There are numerous hypoglycemia symptoms, many of which can be interchangeable with another underlying illness or condition and many of which you may not even be in tune with. Here is a list of symptoms most common in people with low blood sugar and conditions most related:
Fatigue, tired no matter how much sleep you get
Inability to concentrate
Inability to sleep
Shakiness and trembling
Chronic Fatigue Syndrome
How did I get low blood sugar?
There are various reasons why you may be experiencing low blood sugar. Your diet, activity level, medications, and family history play a vital role in hypoglycemia. The most important aspect of preventing and/or treating hypoglycemia is the diet. What you eat and how your body processes the foods you eat can lower or raise your blood sugar or keep it balanced.
How do I treat hypoglycemia?
Diet is the #1 way to treat hypoglycemia. The resources within this blog will help you treat and/or prevent hypoglycemia but most importantly our goal is to cure the actual problem rather than simply treat symptoms in the short-term. Keep digging through the pages, read the articles, blog posts, and comments. Review the links. You will find that there is a wealth of information here and we'll keep adding to it daily.
How do I help a loved one with hypoglycemia?

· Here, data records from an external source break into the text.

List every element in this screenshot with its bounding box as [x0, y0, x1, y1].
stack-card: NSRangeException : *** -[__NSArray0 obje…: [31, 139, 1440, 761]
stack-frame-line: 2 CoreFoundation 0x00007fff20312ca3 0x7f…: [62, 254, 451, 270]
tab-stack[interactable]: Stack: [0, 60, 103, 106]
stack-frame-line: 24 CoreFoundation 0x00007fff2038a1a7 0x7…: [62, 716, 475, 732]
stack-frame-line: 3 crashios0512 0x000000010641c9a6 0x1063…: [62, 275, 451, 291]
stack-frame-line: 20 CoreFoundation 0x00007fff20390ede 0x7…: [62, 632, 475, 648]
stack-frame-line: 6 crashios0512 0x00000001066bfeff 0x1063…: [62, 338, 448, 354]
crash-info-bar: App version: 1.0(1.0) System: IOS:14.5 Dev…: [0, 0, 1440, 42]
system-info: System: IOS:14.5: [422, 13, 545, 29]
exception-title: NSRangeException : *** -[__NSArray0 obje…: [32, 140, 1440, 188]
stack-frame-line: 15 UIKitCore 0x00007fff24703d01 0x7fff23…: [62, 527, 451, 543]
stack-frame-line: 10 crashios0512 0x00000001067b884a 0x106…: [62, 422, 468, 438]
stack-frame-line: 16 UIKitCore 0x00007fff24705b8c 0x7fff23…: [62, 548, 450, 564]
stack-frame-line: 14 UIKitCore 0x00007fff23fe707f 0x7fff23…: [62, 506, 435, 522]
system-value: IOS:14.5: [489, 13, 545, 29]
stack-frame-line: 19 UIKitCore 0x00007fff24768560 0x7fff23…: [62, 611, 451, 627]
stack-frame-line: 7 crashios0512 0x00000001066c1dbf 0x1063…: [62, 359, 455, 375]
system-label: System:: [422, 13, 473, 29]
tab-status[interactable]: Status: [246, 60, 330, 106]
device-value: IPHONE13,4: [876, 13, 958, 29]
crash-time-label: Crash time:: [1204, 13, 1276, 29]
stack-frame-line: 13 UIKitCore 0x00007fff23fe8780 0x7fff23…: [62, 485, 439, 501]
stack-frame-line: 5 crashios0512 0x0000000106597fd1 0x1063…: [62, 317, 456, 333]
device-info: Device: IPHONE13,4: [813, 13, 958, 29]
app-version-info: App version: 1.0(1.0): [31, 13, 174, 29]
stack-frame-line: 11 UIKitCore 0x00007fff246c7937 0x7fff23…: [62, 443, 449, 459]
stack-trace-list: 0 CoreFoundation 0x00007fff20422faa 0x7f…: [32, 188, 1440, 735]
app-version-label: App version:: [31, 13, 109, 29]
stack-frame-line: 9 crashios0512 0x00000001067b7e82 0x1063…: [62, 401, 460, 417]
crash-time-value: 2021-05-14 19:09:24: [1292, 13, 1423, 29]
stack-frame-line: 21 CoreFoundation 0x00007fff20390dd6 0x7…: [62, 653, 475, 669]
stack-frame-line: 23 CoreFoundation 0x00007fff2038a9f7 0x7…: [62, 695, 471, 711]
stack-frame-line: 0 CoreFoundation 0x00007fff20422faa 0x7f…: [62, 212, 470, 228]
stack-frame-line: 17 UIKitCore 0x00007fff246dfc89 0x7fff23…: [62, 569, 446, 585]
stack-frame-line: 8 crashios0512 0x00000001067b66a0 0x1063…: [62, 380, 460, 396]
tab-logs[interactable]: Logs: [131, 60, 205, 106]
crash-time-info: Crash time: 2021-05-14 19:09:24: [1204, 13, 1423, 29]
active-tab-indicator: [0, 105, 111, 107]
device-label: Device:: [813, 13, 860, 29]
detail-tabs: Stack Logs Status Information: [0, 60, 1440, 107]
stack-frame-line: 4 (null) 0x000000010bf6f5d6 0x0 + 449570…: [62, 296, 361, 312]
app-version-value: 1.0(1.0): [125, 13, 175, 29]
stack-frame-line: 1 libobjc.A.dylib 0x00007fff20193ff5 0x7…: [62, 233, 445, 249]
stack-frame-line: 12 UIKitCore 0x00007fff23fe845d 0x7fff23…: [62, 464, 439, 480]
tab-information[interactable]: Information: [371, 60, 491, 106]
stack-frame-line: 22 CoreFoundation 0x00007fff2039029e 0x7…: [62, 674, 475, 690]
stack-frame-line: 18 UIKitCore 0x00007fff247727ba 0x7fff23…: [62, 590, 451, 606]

This is a question that I'd hope anyone with a loved one or even a friend or co-worker in this health condition would ask. Hypoglycemia if left untreated can transition into diabetes and worse, death. The best thing you can do is gain the knowledge you need to provide good recommendations on lifestyle, diet, and exercise. Share this resource with your loved one and provide your support in any way possible. They need you!
*This article/blog post will be updated as new information is learned.